Se a cena contemporânea não nos dá a emoção fogosa, seu contraste com o idílio de outros tempos evoca melancolia e um sentido de grande perda. Nesse sentido, “Comets” é um bom exemplo de economia dramática e formal, um tipo de cinema feito com poucos recursos, mas grande disciplina. Com isso dito, podemos admirar a frugalidade e a imaginação do artista sem aplaudir em demasia o seu lavoro.
Temos aqui uma história que vive nos silêncios, nos amores que nunca são verbalizados e nos desejos que jamais despoletam a ação. Se um gesto abortado pudesse metamorfosear-se em filme, “Comets” seria uma boa aproximação do seu ser. Queremos com isto dizer que a indefinição tem limites, que o minimalismo nem sempre compensa e que um toque de emoção explodida não ficaria mal a este suspiro cinematográfico.

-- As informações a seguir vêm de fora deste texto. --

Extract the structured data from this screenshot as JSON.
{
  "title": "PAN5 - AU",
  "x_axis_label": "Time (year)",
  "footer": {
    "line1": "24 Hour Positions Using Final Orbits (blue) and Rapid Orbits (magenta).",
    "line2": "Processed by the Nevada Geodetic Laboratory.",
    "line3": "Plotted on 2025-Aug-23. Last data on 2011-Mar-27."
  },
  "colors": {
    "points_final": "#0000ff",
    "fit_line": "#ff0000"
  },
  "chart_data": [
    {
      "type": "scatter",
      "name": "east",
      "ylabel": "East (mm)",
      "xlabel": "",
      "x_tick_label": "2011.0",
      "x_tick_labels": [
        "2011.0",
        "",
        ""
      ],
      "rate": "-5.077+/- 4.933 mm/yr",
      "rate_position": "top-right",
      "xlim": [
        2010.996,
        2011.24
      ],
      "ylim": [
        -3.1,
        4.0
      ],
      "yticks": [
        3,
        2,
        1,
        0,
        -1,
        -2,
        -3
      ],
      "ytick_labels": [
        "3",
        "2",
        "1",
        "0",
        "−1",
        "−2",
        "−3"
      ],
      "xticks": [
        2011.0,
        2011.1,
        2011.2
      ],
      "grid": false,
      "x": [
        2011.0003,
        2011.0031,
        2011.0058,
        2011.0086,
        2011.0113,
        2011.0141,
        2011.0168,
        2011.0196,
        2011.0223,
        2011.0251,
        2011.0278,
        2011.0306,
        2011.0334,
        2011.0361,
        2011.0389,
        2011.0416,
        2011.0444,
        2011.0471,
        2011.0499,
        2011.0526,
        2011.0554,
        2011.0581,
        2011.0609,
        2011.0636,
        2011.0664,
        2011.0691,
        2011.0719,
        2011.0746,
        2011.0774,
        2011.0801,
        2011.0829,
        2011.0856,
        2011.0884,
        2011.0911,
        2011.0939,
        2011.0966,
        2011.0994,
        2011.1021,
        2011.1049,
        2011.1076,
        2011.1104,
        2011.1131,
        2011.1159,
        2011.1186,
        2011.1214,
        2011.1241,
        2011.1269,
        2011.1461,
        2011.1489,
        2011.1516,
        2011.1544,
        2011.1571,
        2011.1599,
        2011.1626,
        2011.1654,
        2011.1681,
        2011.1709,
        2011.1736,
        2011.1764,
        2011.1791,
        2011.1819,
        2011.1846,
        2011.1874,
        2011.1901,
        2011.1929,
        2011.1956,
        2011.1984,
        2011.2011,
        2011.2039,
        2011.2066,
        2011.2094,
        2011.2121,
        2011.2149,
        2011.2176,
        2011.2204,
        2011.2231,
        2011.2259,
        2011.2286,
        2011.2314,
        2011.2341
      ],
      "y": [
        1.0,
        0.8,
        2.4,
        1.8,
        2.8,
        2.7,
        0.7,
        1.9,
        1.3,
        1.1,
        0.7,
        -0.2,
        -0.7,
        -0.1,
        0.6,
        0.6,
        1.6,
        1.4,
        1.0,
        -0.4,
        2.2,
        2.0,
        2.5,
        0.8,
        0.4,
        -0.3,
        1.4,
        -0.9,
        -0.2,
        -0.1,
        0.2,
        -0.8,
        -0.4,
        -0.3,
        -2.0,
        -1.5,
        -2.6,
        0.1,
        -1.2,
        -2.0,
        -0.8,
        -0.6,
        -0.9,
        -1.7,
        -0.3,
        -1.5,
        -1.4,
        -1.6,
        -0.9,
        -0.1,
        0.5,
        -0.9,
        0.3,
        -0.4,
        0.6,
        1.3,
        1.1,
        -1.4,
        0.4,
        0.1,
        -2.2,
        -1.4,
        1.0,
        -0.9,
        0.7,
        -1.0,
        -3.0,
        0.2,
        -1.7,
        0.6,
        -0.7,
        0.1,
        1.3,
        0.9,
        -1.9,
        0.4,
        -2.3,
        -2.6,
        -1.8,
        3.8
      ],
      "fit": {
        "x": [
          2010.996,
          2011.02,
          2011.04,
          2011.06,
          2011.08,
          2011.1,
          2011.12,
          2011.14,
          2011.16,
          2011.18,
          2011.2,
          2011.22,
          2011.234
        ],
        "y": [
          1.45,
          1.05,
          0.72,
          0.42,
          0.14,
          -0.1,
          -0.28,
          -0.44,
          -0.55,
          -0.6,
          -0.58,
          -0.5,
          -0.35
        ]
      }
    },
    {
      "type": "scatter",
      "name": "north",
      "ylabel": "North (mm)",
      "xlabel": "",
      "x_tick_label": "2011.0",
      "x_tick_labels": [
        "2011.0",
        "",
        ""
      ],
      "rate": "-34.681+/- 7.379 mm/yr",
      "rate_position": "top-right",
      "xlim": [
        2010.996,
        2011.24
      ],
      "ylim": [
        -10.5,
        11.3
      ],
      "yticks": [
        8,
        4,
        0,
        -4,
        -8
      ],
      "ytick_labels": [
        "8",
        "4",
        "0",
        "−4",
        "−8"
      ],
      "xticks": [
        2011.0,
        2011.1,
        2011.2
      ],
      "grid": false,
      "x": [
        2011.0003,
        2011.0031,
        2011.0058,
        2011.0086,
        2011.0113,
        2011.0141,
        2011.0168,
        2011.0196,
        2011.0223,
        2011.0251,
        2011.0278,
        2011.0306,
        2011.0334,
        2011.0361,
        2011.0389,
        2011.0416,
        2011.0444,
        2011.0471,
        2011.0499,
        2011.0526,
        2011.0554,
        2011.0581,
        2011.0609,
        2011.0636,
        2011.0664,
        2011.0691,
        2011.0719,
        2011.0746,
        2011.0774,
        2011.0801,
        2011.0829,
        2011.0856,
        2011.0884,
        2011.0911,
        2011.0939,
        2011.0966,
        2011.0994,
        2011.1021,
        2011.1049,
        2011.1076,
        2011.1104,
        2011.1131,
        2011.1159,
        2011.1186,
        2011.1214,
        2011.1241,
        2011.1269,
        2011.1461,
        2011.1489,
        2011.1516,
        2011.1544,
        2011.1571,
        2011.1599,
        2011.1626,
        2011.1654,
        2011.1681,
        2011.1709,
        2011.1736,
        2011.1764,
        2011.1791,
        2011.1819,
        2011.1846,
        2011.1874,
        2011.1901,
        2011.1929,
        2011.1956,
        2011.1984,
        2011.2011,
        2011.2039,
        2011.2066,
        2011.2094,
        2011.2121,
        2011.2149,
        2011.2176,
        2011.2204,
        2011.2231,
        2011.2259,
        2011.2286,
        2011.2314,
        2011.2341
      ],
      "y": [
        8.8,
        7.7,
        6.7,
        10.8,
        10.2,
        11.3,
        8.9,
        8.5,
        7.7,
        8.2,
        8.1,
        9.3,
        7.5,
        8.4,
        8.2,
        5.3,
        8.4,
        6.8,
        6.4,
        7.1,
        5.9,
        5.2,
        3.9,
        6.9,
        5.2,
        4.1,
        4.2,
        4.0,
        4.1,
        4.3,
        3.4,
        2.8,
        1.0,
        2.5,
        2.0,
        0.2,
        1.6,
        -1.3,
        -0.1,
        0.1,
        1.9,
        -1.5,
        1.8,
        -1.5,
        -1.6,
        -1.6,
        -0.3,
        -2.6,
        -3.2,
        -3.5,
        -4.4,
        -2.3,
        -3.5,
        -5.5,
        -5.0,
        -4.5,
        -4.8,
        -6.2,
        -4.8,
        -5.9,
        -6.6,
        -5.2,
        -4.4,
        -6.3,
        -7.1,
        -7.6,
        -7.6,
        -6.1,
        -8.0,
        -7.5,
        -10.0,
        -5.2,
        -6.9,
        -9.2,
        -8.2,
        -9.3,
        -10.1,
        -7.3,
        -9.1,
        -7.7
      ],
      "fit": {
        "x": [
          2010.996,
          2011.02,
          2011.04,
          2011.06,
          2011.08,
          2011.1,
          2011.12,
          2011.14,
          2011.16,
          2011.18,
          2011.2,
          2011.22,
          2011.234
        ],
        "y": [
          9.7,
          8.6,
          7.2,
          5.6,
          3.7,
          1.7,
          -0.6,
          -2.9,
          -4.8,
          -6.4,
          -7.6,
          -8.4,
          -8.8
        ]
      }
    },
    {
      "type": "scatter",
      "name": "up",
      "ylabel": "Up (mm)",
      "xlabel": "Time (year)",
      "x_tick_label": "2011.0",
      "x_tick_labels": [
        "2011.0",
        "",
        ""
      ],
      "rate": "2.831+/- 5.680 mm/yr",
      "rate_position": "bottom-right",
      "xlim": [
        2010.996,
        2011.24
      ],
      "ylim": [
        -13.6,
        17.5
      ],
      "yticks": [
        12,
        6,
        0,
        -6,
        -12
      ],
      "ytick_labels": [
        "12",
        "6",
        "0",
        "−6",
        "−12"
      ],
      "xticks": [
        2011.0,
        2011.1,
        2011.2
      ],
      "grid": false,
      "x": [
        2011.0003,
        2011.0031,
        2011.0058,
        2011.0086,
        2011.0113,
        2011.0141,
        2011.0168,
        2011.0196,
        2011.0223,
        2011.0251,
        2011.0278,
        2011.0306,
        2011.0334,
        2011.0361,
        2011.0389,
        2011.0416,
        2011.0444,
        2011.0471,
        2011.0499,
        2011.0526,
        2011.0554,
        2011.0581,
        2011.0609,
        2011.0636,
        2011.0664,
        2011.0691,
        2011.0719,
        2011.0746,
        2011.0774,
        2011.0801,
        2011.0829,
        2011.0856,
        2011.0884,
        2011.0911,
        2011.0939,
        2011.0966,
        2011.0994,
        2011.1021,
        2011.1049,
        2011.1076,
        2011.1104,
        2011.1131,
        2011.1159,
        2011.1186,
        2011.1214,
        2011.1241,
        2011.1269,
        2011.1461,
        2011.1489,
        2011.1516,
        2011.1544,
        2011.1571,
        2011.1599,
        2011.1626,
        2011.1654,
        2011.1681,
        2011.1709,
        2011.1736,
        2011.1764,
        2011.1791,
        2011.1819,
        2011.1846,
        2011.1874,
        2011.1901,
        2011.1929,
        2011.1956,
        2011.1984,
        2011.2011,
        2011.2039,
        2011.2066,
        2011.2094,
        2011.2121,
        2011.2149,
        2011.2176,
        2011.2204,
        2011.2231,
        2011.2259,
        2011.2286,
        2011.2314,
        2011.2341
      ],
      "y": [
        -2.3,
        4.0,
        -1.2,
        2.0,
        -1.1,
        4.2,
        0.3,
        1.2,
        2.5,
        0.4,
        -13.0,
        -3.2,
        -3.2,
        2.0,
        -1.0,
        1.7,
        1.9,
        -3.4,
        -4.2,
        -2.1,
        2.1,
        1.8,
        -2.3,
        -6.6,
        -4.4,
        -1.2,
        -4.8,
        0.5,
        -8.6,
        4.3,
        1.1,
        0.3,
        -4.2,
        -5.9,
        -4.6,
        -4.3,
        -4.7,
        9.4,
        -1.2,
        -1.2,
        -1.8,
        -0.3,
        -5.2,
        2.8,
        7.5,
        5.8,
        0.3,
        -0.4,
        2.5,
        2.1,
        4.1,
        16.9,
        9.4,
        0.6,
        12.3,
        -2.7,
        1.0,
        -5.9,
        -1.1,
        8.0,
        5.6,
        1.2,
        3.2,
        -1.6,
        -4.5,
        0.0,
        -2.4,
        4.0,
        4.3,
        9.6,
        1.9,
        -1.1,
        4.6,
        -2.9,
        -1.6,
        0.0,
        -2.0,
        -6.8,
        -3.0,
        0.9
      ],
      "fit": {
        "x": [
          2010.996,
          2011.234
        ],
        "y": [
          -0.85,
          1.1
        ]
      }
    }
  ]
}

É claro que, quaisquer críticas de aborrecimento mortal não se aplicam aos minutos finais de “Comets”. Quando a conclusão se anuncia, o filme dá uma valente cambalhota tonal e vai buscar ao prólogo suas ideias de cosmogonia fantasiosa. De repente, o realismo reprimido dá lugar a uma estilização quebrante, cheia de efeitos sonoros artificiais e uma pátina alienante de irrealidade. Se calhar, tanta é a dor do amor perdido, da flor da paixão que se deixou murchar, que só mesmo o advento do OVNI pode ilustrar o que vai no coração.
Movendo-se a um ritmo glacial apesar de ter só 70 minutos, “Comets” testa a paciência do espetador e recompensa-o com um uma história de amor perdido muito pouco convencional. Minimalista e económico, este drama termina numa nota confusa que tanto fascina como frustra.
O MELHOR: A disciplina elegante da filmagem, mesmo que essa mesma técnica acabe por prejudicar a totalidade da obra. Isso e a loucura do fim.
O PIOR: Este é um filme em que praticamente nada acontece, tanto a nível formal como narrativo. Até o mais devoto cinéfilo terá dificuldade em não cair num transe de aborrecimento mortal, por muito tresloucado que o final seja.